From: Damien Broderick (firstname.lastname@example.org)
Date: Thu Feb 07 2002 - 20:36:43 MST
At 07:43 PM 2/7/02 -0700, chesh wrote:
>I bitch about running into constant red lights, do a bit
>of mental acrobatics, and note that every (or very nearly, nothing's
perfect) traffic light is
>green for the rest of the day. Sometimes this has lasted a few days or a
>on my general state of mind.
Since this is the Extropian List and not the Deluded Magical Thinking List,
probably most readers will have blipped over this post with a sigh. But
since it's such a classic but truly dopey New Age claim that people can
change traffic lights by wishing, it might be interesting to prod it a bit.
How would the world have to be for this to work? More exactly, how would
traffic light systems have to be?
(We could do a different kind of analysis and ask how it's possible, if
such an effect really occurs, for lights *ever* to change to allow
cross-highway traffic through. Obviously there are always many more people
wishing for the busy stream to have green lights all the way through, and
their magickal wishes should sum to keep the light always switched their
way. But that might not be how magick works; perhaps there's a cosmic bean
counter that maintains a certain even-handedness in the world.)
No, what I'm asking--as I do when my sweet, endlessly gullible
sister-in-law tells me of her inner power over traffic lights--is: how is
the mechanism of traffic lights vulnerable to this magickal power?
Isn't there usually a hardware timer inside the things that switches from
red to green and back at pre-set intervals? (Leave aside manually-tweaked
systems where an operator views a bunch of intersections on screen and
routes around accidents, smooths the flow, etc.)

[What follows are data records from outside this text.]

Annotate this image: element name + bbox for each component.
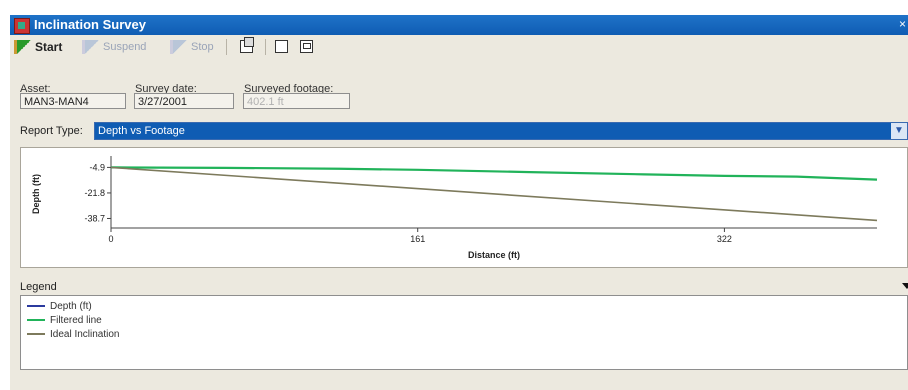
chevron-down-icon[interactable]: ▼: [891, 123, 907, 139]
close-icon[interactable]: ×: [899, 17, 906, 31]
start-label: Start: [35, 40, 63, 54]
legend-item: Ideal Inclination: [27, 328, 120, 340]
report-type-row: Report Type: Depth vs Footage ▼: [20, 122, 908, 140]
suspend-label: Suspend: [103, 41, 147, 53]
legend-title: Legend: [20, 281, 57, 293]
maximize-icon[interactable]: [275, 40, 288, 53]
app-icon: [14, 18, 30, 34]
suspend-icon: [82, 40, 99, 54]
stop-icon: [170, 40, 187, 54]
legend-item: Depth (ft): [27, 300, 92, 312]
survey-date-field[interactable]: 3/27/2001: [134, 93, 234, 109]
toolbar-separator: [265, 39, 266, 55]
stop-label: Stop: [191, 41, 214, 53]
window-title: Inclination Survey: [34, 17, 146, 32]
x-axis-label: Distance (ft): [468, 250, 520, 260]
inclination-survey-window: Inclination Survey × Start Suspend Stop …: [10, 15, 908, 390]
report-type-label: Report Type:: [20, 125, 83, 137]
y-tick-label: -4.9: [89, 162, 105, 172]
asset-field[interactable]: MAN3-MAN4: [20, 93, 126, 109]
surveyed-footage-field: 402.1 ft: [243, 93, 350, 109]
title-bar: Inclination Survey ×: [10, 15, 908, 35]
toolbar: Start Suspend Stop: [10, 35, 908, 59]
legend-item: Filtered line: [27, 314, 102, 326]
toolbar-separator: [226, 39, 227, 55]
x-tick-label: 322: [717, 234, 732, 244]
chart-svg: -4.9 -21.8 -38.7 0 161 322 Depth (ft) Distan…: [31, 156, 878, 260]
legend-swatch: [27, 333, 45, 335]
y-axis-label: Depth (ft): [31, 174, 41, 214]
legend-label: Ideal Inclination: [50, 328, 120, 340]
restore-icon[interactable]: [300, 40, 313, 53]
legend-collapse-icon[interactable]: [902, 283, 908, 289]
suspend-button[interactable]: Suspend: [82, 39, 146, 55]
report-type-dropdown[interactable]: Depth vs Footage ▼: [94, 122, 908, 140]
x-tick-label: 0: [108, 234, 113, 244]
legend-swatch: [27, 319, 45, 321]
series-line-filtered-line: [110, 166, 878, 181]
start-icon: [14, 40, 31, 54]
stop-button[interactable]: Stop: [170, 39, 214, 55]
float-window-icon[interactable]: [240, 37, 254, 53]
report-type-value: Depth vs Footage: [98, 125, 185, 137]
start-button[interactable]: Start: [14, 39, 62, 55]
y-tick-label: -21.8: [84, 188, 105, 198]
depth-chart: -4.9 -21.8 -38.7 0 161 322 Depth (ft) Distan…: [20, 147, 908, 268]
legend-swatch: [27, 305, 45, 307]
legend-label: Depth (ft): [50, 300, 92, 312]
legend-label: Filtered line: [50, 314, 102, 326]
legend-panel: Depth (ft) Filtered line Ideal Inclinati…: [20, 295, 908, 370]
legend-header: Legend: [20, 279, 908, 295]
x-tick-label: 161: [410, 234, 425, 244]
y-tick-label: -38.7: [84, 213, 105, 223]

I don't know the answer, but I assume most traffic lights are just not the
kinds of mechanisms that can be influenced from the outside, except by
pressing a button on the street corner. But of course a *huge* proportion
of pedestrians act is if they believe traffic lights can be coerced or
propitiated by hitting the button repeatedly. That might not be magical
thinking, though, just displaced frustration. I found a woman at a busy
intersection the other day hammering repeatedly at the button, and asked
her politely why she was doing it. `Because I'm frustrated,' she said with
a grin. `Yes, but you don't actually think that it affects the--?' `No, but
it makes me feel better.' `Okay.' It also wears out the mechanism more
rapidly, I suppose. But I suspect that she was smarter than many people; I
really think that many people believe that if you slam the button ten or 20
times the lights will change more quickly.
Any traffic light experts on the list?